A pretty binary star system climbs across the southern sky on summer nights. Gamma Delphini represents the snout of Delphinus, the dolphin. The little constellation is in the east as night falls, with the snout on the left and the tail on the right.
Under dark skies, Gamma Delphini is visible to the unaided eye as a single point of light. But a small telescope shows that it’s not single at all. Instead, the system consists of two stars. On average, they’re separated by about 30 billion miles — a gap that’s wide enough for us to see the system’s individual members.
One of the stars is white or pale yellow, while the other is yellow-orange. Seen side by side, though, the contrast between the two looks much more pronounced. So to most observers, the pale star looks blue, while the other looks orange.

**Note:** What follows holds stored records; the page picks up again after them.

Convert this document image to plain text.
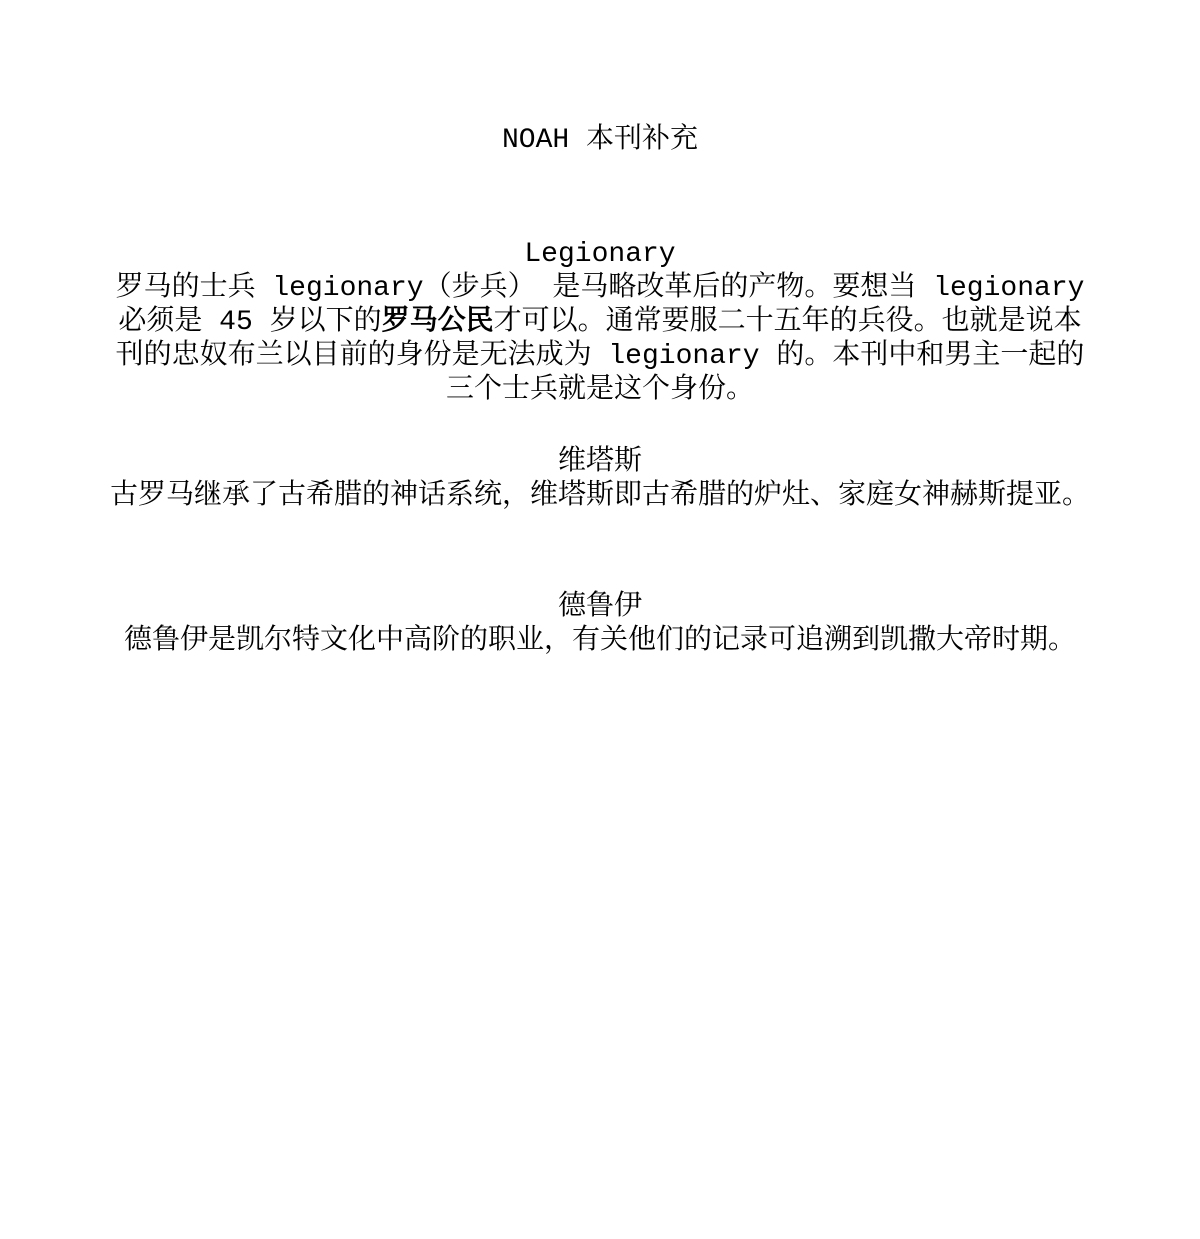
NOAH 本刊补充
Legionary

罗马的士兵 legionary（步兵） 是马略改革后的产物。要想当 legionary 必须是 45 岁以下的罗马公民才可以。通常要服二十五年的兵役。也就是说本刊的忠奴布兰以目前的身份是无法成为 legionary 的。本刊中和男主一起的三个士兵就是这个身份。

维塔斯

古罗马继承了古希腊的神话系统，维塔斯即古希腊的炉灶、家庭女神赫斯提亚。

德鲁伊

德鲁伊是凯尔特文化中高阶的职业，有关他们的记录可追溯到凯撒大帝时期。
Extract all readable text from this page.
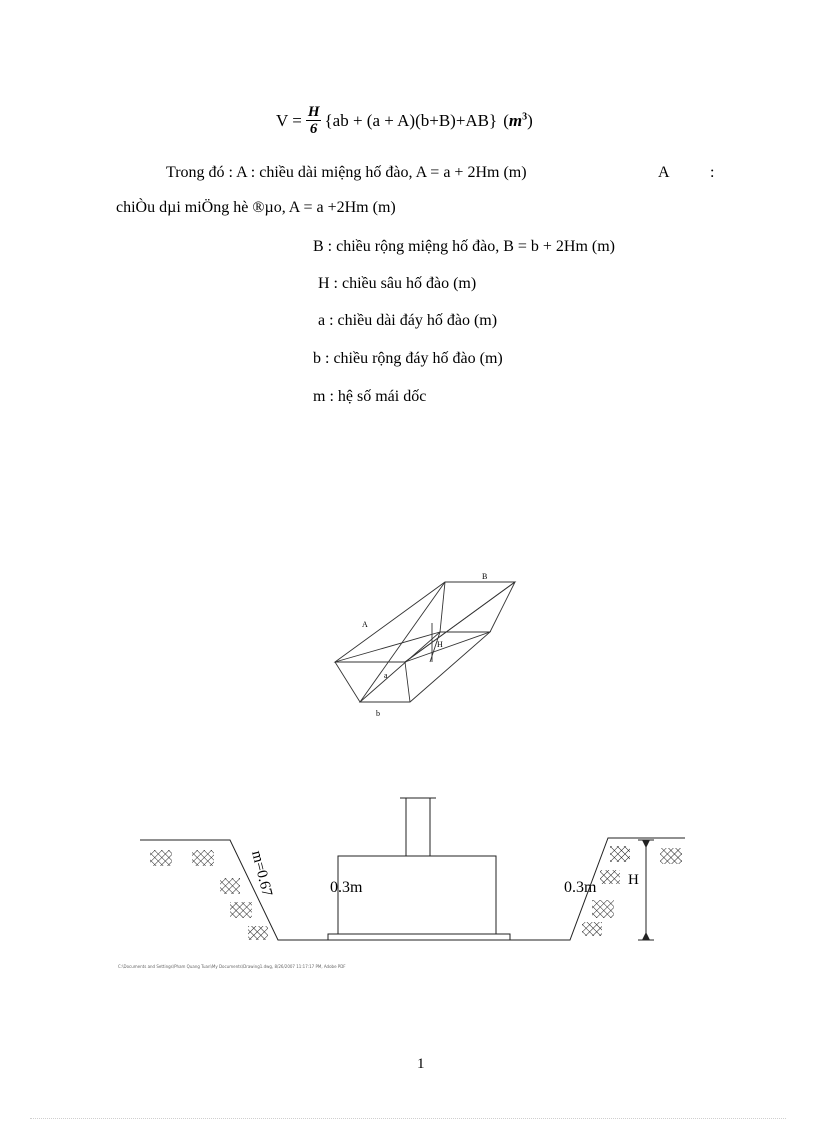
$V = \frac{H}{6} \{ab + (a + A)(b+B)+AB\}$ $(m^3)$
Trong đó : A : chiều dài miệng hố đào, A = a + 2Hm (m)	A	:
chiÒu dµi miÖng hè ®µo, A = a +2Hm (m)
B : chiều rộng miệng hố đào, B = b + 2Hm (m)
H : chiều sâu hố đào (m)
a : chiều dài đáy hố đào (m)
b : chiều rộng đáy hố đào (m)
m : hệ số mái dốc
A
B
H
a
b
m=0.67	0.3m	0.3m H
C:\Documents and Settings\Pham Quang Tuan\My Documents\Drawing1.dwg, 8/26/2007 11:17:17 PM, Adobe PDF
1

The colors reveal the surface temperatures of the two stars. The pale star is hotter than the Sun, while the orange star is cooler than the Sun.
Not long ago, the orange star would have looked much like its companion does now. But it used up the hydrogen fuel in its core. That caused the core to shrink and get hotter. The extra radiation pushed on the surrounding layers of gas, causing them to puff outward. As they did so, they got cooler, which changed the star’s color from white to yellow-orange.
Before long, the companion will undergo the same process — adding a bit more color to the celestial dolphin.